Da LeTemps.ch l Samedi, on fête les 35 ans du tunnel routier du Gothard, inauguré le 5 septembre 1980. Vendredi, les partisans d’un deuxième tube (en votation en février 2016) ont intensifié leur campagne et emmené les journalistes au cœur du Gothard, lors d’un voyage médiatique orchestré par l’Union suisse des arts et métiers (USAM).
Rendez-vous était donné tôt le matin à Lucerne. Dans le bus conduisant le groupe à Göschenen, le directeur de l’USAM, Hans-Ulrich Bigler, a ouvert les feux en expliquant pourquoi il fallait construire un tunnel de réfection. «Nous rénovons le tunnel du Gothard pour la Suisse et son économie, et non pour le trafic de transit», a-t-il déclaré. Environ 8% seulement du trafic au Gothard est attribuable au transit de marchandises à travers la Suisse.
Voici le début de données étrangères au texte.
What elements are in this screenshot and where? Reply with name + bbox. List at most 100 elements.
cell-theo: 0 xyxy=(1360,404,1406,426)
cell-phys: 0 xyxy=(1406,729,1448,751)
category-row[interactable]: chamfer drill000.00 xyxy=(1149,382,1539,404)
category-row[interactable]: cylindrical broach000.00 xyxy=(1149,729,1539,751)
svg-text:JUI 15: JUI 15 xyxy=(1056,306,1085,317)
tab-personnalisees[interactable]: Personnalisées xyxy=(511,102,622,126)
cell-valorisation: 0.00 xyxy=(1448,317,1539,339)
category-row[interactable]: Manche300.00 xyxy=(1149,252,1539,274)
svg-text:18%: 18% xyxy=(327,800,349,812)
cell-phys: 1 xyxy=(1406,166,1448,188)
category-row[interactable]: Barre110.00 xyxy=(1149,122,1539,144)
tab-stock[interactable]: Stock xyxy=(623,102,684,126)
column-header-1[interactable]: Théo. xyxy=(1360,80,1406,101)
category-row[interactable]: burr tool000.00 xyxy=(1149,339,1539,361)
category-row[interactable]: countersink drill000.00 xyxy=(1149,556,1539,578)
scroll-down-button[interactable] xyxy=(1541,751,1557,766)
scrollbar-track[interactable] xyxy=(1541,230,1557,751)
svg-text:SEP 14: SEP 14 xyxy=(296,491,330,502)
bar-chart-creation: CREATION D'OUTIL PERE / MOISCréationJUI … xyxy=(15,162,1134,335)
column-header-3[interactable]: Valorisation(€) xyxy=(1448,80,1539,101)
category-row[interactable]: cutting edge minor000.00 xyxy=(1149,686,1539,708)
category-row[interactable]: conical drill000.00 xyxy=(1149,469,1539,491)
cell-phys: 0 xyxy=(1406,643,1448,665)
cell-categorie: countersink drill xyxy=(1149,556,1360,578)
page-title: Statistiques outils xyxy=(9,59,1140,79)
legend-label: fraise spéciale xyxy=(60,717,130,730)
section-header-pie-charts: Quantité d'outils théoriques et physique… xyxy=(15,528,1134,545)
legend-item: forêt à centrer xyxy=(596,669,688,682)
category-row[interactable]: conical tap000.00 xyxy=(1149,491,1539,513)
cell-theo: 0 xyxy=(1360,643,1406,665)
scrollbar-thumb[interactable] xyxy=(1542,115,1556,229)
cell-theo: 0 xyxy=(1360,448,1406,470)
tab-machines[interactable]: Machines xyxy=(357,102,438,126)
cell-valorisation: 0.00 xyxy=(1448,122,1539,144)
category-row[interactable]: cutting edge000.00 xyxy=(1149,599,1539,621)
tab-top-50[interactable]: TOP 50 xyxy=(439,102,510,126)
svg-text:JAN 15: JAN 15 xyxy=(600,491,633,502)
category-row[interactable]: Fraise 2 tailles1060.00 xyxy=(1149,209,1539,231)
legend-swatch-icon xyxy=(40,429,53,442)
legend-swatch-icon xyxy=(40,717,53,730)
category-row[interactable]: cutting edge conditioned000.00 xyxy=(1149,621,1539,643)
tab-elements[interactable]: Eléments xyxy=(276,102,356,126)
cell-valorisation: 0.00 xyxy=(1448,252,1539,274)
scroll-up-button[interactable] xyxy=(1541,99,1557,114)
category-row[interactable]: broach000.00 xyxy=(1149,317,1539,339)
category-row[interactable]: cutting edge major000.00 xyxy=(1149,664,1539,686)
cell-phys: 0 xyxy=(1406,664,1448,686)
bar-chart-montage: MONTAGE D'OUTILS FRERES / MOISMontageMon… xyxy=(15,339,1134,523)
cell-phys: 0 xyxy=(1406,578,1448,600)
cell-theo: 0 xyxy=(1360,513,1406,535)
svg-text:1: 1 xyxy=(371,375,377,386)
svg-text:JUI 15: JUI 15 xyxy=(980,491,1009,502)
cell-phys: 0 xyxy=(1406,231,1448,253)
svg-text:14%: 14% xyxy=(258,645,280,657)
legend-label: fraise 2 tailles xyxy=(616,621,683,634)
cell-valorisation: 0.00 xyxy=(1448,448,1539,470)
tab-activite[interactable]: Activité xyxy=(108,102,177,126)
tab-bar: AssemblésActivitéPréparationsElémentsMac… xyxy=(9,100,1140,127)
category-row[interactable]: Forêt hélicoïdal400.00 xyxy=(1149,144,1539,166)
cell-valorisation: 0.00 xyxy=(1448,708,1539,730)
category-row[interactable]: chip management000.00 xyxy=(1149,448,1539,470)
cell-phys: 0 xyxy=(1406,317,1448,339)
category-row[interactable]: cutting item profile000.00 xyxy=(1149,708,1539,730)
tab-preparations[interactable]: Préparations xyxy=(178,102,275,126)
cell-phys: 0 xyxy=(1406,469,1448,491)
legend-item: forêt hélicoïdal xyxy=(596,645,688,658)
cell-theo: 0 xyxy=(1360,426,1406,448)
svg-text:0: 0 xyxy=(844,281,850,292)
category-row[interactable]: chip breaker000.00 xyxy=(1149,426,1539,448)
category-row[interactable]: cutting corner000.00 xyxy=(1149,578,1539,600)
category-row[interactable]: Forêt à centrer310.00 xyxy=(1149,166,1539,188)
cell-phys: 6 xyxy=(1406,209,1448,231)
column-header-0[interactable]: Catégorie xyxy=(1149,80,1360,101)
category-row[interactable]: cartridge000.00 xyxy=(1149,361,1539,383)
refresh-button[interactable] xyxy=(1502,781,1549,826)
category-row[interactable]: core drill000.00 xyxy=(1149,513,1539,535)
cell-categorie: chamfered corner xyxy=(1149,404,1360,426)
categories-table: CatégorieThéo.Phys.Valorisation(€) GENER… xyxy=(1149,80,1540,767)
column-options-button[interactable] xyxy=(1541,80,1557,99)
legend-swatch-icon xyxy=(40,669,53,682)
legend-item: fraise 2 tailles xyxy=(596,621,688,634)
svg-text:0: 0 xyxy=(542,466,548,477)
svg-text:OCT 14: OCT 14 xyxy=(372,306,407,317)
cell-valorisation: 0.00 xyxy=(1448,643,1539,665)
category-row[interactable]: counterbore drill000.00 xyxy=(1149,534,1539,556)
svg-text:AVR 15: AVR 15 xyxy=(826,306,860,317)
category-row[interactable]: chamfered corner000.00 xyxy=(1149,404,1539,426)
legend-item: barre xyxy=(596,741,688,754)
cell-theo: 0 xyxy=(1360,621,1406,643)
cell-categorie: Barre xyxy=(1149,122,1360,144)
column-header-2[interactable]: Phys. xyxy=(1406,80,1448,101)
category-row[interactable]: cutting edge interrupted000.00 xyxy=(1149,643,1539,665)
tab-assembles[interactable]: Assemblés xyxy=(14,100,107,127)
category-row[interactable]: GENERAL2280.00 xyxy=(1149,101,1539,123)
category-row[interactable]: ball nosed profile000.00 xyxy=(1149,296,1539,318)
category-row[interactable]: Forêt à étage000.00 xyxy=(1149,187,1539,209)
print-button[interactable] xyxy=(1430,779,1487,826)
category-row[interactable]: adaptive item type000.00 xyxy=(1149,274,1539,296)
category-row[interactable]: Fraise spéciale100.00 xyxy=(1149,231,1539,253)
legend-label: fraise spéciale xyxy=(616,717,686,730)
A Göschenen, le soleil est au rendez-vous, le café et les croissants aussi. Les journalistes sont reçus à la Centrale d’intervention du tunnel routier, où le directeur de l’Office fédéral des routes (Ofrou), Jürg Röthlisberger, défend le projet de la Confédération, à savoir la création d’une deuxième galerie pour pouvoir assainir en toute tranquillité la première, sans interruption du trafic.
«Nous construisons sans créer de bouchons», a-t-il expliqué, en citant d’autres exemples comparables de réfection, comme le tunnel du Belchen (construction d’un troisième tube). Quant à l’alternative d’une autoroute ferroviaire courte entre Erstfeld et Biasca, elle représente certes «une solution intéressante» et praticable, mais «pas durable», selon l’Ofrou.
Aspect sécuritaire
Car si en 2020 la Nouvelle Ligne ferroviaire alpine (NLFA) aura encore la capacité nécessaire pour accueillir les poids lourds chargés sur le rail, ce ne sera plus le cas trente ans plus tard, lorsqu’un nouvel assainissement s’imposera.
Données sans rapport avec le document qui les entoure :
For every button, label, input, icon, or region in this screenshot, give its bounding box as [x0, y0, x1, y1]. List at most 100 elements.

L’aspect sécuritaire était au centre de l’attention à la Centrale d’intervention de Göschenen, chargée du contrôle de la circulation et des interventions dans le tunnel routier. Les visites organisées dans la salle de contrôle, avec ses dizaines d’écrans où défilent les images prises par les caméras dans le tunnel, et au service du feu, démonstration de camion de pompier à l’appui, faisaient partie des attractions de la journée.
Les responsables de la police routière et du service du feu, l’Uranais Oliver Schürch et le Tessinois Fabrizio Lasia, ont illustré les risques dus à la circulation bidirectionnelle et à l’absence de bandes d’urgence, et les difficultés d’intervention en cas d’accident ou d’incendie. Interrogés sur leur opinion quant au doublement du tunnel, tous deux se sont pourtant montrés circonspects.
Oliver Schürch en particulier marchait sur des œufs, car les autorités de son canton sont opposées au projet de la Confédération. En 2011, la population uranaise a rejeté la proposition d’un deuxième tube, et c’est dans ce canton que le référendum déposé en janvier dernier a recueilli, proportionnellement, le plus de signatures.
Position des Tessinois
Au sud du Gothard, la position des Tessinois semble avoir évolué au cours des années. Alors qu’en 2004 ils rejetaient, tout comme les Uranais, le doublement du tunnel, deux tiers d’entre eux y étaient favorables en 2011 selon un sondage; mais 10% des paraphes du référendum provenaient du canton italophone, laissant suggérer que l’adhésion au projet n’est plus aujourd’hui aussi compacte.
Après une visite rafraîchissante dans la galerie de sécurité longeant le tunnel, accompagnée d’une séance photo pour l’ex-conseiller national uranais Franz Steinegger (PLR), le voyage a continué en direction d’Airolo, et plus précisément vers sa fromagerie (à risque sans deuxième tube, selon son patron).
Là, à côté de la dégustation de fromages locaux, le président du gouvernement tessinois Norman Gobbi a exprimé les craintes de son canton d’être coupé du reste de la Suisse: «Nous ne voulons pas être Tessinois seulement en été», a-t-il répété en reprenant un slogan de 1964 en faveur de la construction d’un tunnel routier.
L’ultime étape conduisait les médias à Erstfeld, qui devrait accueillir la moitié des quais de transbordement (l’équivalent de 22 terrains de football au total) pour le trafic lourd si la solution d’une autoroute ferroviaire devait finalement l’emporter. Sur une passerelle dominant le chantier d’AlpTransit, Franz Steinegger a eu le mot de la fin: «Le problème pour Uri n’est pas le deuxième tube, mais au contraire le fait de n’en avoir qu’un seul.»